If crude oil, metals and stocks are all higher with a lower dollar on the day, grains move up. The reverse lower. After the close Monday our crop condition report came out. Corn crop improved to 24% good to excellent condition from 22% the week prior, but well under a year ago of 51%. No real surprise here as 26% of the crop is harvested. The earliest harvested corn was the worst, chopped for silage or feed use, but as we move further along we get the better yielding corn. The mindset is the worst of ratings are over.
Beans came in at 33% good to excellent condition, up from 32 last weekend 53% a year ago. It's the highest ratings since July 16, so the mindset is late maturing beans saw enough rain in August to see further improvements. It may only be two or three percentage points, but it tells the trade the worst is over. The long and short of the crop condition report is corn and beans longer have the condition reports and Weathers effect as a bullish pricing source. Our winter wheat crop came in 11% planted versus the five year average of 14%. All the big producers are behind with Texas at 60% seeded versus the five year average of 44%. Oklahoma 8% versus 15%, Nebraska 21 versus 35, Kansas 5 versus 7 and Colorado 15 versus 31%. Recent rains, especially in Texas have planters moving but the recent drought has them cautious as well.

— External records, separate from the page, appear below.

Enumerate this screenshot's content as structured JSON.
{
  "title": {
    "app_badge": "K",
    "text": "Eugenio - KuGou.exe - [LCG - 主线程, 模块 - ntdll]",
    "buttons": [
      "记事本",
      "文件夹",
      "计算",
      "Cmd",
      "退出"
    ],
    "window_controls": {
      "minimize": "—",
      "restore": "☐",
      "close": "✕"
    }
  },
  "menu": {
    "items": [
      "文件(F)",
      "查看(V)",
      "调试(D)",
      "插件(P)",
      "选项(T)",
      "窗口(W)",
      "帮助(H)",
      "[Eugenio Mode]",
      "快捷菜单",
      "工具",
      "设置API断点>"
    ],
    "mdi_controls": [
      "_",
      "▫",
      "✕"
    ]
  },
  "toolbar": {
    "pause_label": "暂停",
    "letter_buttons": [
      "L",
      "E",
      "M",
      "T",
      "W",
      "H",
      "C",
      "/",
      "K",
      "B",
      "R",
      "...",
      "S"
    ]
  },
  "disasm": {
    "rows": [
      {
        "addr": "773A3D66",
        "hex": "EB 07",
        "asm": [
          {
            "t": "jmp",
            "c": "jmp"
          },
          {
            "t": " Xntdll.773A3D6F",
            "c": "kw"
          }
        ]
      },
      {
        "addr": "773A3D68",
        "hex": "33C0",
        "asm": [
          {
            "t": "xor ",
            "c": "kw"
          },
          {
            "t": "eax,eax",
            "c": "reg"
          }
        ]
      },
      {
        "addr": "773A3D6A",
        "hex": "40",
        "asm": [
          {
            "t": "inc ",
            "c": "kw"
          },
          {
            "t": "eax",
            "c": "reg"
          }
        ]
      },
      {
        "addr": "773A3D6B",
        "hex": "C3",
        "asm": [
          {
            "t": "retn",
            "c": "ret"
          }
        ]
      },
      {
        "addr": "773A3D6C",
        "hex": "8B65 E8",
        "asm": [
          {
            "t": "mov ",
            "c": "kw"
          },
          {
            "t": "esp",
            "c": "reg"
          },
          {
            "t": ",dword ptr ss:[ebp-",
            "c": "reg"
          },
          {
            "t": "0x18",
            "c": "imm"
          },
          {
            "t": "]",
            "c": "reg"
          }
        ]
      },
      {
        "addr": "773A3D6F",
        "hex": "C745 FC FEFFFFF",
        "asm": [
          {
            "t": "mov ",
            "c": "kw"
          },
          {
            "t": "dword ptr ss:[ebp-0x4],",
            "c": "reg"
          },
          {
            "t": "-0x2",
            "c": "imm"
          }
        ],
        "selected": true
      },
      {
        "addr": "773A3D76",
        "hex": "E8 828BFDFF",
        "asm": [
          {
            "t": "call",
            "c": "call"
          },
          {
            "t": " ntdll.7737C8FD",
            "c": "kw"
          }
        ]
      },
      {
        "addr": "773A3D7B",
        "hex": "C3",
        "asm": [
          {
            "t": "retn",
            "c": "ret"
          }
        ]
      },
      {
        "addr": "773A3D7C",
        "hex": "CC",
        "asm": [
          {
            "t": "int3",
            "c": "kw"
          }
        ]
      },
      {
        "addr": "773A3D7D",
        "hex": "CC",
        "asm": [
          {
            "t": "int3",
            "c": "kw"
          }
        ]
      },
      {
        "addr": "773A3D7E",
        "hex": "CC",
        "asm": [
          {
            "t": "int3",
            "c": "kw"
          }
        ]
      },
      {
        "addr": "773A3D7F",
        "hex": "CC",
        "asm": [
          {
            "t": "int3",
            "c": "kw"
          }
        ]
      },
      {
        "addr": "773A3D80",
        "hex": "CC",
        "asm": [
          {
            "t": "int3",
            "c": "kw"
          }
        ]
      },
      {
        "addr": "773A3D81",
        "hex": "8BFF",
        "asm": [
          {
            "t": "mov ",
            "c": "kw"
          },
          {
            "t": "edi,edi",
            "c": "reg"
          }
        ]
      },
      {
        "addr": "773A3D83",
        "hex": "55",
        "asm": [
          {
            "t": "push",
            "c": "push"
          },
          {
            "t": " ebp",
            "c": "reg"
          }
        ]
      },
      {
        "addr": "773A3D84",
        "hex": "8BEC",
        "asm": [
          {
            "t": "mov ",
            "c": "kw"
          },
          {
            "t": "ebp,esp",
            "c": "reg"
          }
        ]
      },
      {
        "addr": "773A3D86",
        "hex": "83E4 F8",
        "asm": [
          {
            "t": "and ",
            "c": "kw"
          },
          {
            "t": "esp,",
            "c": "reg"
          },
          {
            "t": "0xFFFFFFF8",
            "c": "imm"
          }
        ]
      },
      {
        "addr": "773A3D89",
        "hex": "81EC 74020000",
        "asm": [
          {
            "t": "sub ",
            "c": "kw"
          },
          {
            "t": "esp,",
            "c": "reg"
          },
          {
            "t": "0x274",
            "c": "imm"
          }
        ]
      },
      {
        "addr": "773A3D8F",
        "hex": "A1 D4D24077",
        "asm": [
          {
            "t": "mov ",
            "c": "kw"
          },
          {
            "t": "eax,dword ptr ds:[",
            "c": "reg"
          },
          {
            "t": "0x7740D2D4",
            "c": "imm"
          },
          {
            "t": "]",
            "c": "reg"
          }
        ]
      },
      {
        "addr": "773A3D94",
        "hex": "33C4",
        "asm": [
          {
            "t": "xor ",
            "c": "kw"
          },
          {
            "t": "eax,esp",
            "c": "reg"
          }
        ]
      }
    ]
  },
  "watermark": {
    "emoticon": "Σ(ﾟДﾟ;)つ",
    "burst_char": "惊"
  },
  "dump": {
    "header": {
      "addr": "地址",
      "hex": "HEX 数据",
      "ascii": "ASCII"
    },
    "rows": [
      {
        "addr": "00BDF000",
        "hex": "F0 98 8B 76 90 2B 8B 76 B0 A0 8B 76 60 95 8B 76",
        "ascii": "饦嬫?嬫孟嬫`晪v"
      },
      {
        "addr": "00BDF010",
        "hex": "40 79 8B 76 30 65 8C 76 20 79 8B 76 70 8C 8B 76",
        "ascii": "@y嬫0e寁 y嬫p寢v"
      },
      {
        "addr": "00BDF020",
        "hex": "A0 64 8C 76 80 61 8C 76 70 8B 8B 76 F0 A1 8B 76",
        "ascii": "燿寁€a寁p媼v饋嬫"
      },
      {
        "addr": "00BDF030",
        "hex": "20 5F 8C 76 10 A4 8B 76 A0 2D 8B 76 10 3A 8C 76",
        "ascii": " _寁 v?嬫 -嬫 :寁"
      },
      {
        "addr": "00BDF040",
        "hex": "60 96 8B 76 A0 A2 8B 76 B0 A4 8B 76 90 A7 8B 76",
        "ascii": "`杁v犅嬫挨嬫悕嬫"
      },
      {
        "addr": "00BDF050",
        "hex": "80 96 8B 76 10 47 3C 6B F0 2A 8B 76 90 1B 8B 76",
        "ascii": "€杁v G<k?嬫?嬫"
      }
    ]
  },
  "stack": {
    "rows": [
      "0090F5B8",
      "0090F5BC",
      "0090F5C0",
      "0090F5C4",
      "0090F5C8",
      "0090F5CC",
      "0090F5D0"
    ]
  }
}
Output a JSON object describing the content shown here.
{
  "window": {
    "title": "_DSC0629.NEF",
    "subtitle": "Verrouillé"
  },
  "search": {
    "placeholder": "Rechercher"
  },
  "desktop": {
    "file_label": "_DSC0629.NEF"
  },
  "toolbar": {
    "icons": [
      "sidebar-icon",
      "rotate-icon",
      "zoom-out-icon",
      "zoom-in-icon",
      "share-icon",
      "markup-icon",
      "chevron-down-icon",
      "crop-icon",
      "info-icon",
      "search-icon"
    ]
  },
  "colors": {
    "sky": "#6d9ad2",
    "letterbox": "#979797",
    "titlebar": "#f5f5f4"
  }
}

No surprise to us with markets selling off on the third week of the month as funds have sold in the third week for six consecutive months and now seven. The prior months saw profit taking from rallies from the early month USDA crop report . This month profits taken were not crop report profits, but all profits from the summer rally, suggesting we could be into our seasonal post growing season and harvest correction. The risk of being short in a seasonal downtrend, after a bull market run left future ending stocks historically low, is that any fresh bullish news like demand could push prices sharply higher again on any day.
Technicals read like this. December corn support is 7.05. A close under and 6.75 is next. Resistance 7.60 then 7.80. November beans support is 16.20 then 15.90. A close under and 15.50 is next. Resistance is 16.70. December wheat support is 8.55 then 8.15. Resistance 8.75.